3. An industry long known for generating cash
Real estate has a strong history of generating money for its owners. This story is so ingrained that there is in fact a special type of corporation known as a real estate investment trust. Companies of this type can deduct their dividend payments from their corporate tax if they pay at least 90% of their income in the form of dividends to their shareholders.
So between the reputation of the industry and the advantage of the corporate structure, there is reason to ask why the Vanguard Real Estate Index ETF (NYSEMKT: VNQ) made this list? With a yield of around 2.3% and an asset base with a strong incentive to pay cash to their owners, there is good structural reason to believe that it can continue to generate a reasonable income stream.
Additionally, since real estate is often viewed as a reasonable hedge against inflation, it is possible that dividends will increase over time, helping to preserve the purchasing power of these cash flows.
4. If income matters more than growth
In many cases, higher returns are indicative of higher risk to the underlying business’s cash flow. In other cases, a higher return represents a cash cow type industry that generates a lot of cash but the growth prospects may be a bit limited. For the Global X MLP & Energy Infrastructure ETF (NYSEMKT: MLPX), investments fall largely in the latter camp.
The Global X MLP & Energy Infrastructure ETF invests primarily in mid-market energy companies such as pipelines. Even with the growth of renewables, the Energy Information Agency predicts that demand for oil and natural gas will remain strong for decades to come. Strong demand – but little growth – leads to an asset class that looks likely to generate liquidity for its shareholders.

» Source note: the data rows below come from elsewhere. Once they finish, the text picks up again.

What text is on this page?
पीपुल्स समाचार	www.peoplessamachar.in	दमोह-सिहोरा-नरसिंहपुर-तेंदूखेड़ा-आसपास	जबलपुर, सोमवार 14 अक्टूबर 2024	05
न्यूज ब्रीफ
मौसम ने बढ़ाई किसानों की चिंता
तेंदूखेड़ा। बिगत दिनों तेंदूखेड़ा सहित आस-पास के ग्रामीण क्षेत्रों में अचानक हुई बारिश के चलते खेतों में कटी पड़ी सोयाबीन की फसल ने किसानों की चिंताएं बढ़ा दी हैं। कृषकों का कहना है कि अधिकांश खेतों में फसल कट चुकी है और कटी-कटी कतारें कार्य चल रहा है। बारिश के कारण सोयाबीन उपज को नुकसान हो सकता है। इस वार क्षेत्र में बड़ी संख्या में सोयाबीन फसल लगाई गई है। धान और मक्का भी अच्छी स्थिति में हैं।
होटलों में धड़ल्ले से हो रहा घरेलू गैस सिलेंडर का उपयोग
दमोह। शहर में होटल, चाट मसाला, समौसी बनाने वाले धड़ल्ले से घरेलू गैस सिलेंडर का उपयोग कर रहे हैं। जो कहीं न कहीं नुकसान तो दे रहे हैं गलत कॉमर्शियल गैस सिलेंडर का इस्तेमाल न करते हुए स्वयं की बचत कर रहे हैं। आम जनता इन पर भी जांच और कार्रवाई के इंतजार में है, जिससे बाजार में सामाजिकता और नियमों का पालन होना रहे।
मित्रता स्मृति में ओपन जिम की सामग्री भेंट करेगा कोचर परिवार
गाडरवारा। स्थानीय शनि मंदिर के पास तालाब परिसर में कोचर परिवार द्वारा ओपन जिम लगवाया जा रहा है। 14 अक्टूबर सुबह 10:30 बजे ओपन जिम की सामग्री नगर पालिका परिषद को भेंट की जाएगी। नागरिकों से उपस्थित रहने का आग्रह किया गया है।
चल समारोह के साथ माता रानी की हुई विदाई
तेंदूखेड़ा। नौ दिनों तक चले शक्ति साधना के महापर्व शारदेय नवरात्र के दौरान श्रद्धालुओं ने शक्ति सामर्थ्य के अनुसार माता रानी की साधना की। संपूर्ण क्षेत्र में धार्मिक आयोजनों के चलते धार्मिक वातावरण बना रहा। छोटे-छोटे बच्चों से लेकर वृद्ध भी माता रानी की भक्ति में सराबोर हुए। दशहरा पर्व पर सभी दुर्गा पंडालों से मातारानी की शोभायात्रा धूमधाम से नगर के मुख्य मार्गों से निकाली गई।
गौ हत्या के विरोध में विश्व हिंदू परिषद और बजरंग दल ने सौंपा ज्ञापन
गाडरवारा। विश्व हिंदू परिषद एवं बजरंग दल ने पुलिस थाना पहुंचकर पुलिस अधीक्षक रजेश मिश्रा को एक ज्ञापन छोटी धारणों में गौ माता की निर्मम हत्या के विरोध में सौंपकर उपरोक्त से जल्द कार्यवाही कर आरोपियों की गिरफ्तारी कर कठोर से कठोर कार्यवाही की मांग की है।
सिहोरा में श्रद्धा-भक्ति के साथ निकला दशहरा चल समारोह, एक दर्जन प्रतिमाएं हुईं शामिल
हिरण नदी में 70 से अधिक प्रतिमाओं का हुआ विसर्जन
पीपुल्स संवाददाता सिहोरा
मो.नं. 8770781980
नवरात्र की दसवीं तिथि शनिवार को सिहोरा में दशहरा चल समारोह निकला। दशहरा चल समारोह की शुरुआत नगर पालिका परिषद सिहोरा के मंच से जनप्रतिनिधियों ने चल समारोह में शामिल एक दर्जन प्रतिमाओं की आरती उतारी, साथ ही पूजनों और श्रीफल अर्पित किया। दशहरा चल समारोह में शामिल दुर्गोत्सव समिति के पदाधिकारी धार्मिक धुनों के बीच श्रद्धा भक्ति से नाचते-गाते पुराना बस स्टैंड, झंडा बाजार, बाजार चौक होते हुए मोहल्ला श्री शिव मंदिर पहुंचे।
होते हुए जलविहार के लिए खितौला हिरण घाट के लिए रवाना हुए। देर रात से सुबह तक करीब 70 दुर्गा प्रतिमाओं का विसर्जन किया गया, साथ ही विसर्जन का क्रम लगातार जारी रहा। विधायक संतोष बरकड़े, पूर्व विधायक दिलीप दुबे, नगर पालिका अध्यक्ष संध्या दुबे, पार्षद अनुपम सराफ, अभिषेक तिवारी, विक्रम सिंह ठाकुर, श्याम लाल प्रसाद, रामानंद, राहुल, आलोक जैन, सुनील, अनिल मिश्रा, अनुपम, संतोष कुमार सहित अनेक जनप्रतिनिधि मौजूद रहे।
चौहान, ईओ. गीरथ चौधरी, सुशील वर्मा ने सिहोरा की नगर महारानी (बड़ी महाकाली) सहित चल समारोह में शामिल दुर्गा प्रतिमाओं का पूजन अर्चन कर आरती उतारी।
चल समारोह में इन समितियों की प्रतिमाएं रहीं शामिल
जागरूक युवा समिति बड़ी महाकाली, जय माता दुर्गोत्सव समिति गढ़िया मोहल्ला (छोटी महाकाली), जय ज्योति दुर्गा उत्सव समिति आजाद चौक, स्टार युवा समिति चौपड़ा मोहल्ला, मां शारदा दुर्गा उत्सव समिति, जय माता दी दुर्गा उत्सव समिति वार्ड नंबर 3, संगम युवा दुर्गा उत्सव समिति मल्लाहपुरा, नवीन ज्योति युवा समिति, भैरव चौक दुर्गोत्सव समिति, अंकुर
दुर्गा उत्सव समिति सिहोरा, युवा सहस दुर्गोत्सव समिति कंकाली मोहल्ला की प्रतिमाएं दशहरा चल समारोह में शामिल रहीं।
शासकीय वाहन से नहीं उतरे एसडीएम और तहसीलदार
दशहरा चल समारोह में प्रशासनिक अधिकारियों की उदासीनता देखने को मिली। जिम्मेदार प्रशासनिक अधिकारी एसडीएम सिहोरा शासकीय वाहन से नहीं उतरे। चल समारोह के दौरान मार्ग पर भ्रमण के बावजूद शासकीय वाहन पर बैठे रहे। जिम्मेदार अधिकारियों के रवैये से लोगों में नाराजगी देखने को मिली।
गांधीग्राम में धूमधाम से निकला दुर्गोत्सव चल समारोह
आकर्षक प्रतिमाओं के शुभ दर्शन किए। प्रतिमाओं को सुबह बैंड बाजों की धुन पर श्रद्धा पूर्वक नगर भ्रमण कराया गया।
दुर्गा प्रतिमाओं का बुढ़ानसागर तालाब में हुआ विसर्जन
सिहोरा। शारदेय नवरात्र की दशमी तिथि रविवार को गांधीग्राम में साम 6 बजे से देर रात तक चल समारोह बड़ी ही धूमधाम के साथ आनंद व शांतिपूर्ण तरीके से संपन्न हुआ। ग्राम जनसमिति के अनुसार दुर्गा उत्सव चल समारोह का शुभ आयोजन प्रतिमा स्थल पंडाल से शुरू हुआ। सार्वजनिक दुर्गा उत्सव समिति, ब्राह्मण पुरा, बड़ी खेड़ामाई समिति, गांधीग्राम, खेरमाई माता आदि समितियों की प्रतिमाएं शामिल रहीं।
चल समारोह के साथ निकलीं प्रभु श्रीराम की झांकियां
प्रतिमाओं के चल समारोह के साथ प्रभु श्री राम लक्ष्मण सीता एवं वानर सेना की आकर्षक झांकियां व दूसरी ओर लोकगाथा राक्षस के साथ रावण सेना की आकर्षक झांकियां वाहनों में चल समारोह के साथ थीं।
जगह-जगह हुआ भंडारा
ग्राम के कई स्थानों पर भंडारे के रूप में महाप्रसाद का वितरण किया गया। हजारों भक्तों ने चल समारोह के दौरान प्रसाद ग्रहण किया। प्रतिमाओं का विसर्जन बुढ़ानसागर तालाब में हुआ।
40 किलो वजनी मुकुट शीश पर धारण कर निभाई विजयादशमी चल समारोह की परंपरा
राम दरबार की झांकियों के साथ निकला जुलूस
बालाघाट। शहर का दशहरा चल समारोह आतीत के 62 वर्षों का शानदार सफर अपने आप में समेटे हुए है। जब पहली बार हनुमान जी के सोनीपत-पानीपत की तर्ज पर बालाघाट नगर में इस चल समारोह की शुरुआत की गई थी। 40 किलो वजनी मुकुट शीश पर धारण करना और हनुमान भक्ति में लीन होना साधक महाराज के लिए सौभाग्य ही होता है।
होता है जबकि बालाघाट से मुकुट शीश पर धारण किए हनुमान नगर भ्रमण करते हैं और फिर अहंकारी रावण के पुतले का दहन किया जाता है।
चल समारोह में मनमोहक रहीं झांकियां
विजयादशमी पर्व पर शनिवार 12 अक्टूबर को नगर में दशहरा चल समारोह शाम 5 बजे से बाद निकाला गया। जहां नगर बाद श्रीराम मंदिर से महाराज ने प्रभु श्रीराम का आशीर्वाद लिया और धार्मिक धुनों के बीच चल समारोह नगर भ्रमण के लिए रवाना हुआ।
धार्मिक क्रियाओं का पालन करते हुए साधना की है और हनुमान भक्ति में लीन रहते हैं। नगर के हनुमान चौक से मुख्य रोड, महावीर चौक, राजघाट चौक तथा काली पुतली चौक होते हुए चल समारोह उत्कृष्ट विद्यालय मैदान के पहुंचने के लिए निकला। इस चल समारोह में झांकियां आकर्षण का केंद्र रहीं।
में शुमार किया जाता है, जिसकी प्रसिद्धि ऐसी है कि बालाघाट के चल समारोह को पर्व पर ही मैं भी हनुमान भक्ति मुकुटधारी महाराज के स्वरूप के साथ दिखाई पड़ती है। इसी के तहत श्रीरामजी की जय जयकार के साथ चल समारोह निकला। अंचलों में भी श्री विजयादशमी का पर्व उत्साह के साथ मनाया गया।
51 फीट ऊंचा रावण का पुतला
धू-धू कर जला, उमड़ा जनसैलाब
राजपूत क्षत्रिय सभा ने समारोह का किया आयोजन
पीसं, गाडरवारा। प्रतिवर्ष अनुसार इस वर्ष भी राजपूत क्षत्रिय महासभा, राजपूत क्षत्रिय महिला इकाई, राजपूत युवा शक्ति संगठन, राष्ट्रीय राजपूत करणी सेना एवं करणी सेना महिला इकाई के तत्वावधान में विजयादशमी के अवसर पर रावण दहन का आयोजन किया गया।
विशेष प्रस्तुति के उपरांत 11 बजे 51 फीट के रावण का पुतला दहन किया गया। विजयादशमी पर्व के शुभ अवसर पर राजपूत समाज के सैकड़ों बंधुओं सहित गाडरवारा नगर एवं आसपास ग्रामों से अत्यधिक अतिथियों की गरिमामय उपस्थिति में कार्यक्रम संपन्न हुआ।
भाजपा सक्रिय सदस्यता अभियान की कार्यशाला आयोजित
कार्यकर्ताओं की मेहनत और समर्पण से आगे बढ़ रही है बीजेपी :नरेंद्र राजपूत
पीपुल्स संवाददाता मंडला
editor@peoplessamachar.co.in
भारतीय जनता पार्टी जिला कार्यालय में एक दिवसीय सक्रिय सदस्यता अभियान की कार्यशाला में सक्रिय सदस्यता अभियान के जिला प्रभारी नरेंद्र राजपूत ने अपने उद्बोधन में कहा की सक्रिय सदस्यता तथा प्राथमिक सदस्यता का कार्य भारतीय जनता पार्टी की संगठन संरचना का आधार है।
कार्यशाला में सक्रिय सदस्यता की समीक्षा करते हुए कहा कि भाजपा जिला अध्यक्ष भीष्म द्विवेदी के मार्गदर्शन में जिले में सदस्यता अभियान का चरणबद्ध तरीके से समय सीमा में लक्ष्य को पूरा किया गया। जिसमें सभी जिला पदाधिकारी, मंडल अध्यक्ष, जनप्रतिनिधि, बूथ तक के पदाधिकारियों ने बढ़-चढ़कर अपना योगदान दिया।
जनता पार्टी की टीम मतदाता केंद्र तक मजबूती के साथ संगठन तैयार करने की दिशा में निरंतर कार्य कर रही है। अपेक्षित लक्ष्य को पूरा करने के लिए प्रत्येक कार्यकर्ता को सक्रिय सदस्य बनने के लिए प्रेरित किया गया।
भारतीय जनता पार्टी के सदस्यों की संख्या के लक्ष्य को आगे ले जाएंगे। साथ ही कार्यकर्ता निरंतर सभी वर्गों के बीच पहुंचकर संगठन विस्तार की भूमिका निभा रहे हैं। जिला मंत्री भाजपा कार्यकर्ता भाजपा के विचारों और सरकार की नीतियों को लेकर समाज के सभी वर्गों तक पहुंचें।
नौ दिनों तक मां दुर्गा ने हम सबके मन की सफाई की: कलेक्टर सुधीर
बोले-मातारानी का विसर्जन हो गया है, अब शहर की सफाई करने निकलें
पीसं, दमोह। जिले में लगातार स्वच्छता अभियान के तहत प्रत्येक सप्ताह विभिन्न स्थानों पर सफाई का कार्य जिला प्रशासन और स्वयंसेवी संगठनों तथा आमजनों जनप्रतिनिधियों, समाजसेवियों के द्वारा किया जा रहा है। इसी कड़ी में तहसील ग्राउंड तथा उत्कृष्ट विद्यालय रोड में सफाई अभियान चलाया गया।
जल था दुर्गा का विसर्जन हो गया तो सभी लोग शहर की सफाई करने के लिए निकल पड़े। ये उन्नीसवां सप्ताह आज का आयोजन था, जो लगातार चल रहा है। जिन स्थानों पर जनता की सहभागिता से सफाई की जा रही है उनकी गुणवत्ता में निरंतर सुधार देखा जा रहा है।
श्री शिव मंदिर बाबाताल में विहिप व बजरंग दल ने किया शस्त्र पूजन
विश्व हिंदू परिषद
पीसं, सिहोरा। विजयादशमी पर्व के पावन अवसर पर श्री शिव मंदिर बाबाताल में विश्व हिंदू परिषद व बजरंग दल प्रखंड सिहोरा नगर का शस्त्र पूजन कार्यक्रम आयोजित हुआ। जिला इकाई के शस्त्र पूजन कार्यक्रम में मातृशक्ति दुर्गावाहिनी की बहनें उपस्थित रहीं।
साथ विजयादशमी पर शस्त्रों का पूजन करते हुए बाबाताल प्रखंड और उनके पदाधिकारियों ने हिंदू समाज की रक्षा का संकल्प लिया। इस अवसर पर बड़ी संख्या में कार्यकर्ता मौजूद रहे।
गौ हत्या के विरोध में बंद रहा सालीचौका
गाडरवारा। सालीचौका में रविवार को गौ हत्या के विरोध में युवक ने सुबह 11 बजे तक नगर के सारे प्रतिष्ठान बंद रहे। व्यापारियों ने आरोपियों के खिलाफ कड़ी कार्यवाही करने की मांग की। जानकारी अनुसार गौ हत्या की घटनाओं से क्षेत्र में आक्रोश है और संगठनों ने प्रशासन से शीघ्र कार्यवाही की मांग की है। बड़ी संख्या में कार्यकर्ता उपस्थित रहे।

With a yield of around 6.1%, the Global X MLP & Energy Infrastructure ETF provides a higher current income stream than any of the other ETFs on this list. With limited long-term prospects, however, there’s good reason to believe investors won’t see much in terms of revenue growth. When it comes to investing, there is usually still no free lunch, and therefore higher current income seems like a reasonable trade-off for those less clear long-term growth prospects.
Money to cover your retirement
As an income-seeking retiree, these four dividend-focused ETFs just might become your best financial friends. Remember, dividends are never guaranteed payments. Therefore, be sure to view your dividend income as an aid in replenishing the money you spend from more secure sources, rather than the direct source of that spending money itself.
Used correctly, dividends can play a key role in your retirement funding plans. So start now and give yourself a decent chance to fund the retirement you are hoping to live.
This article represents the opinion of the author, who may disagree with the âofficialâ recommendation position of a premium Motley Fool consulting service. We are heterogeneous! Challenging an investment thesis – even one of our own – helps us all to think critically about investing and make decisions that help us become smarter, happier, and richer.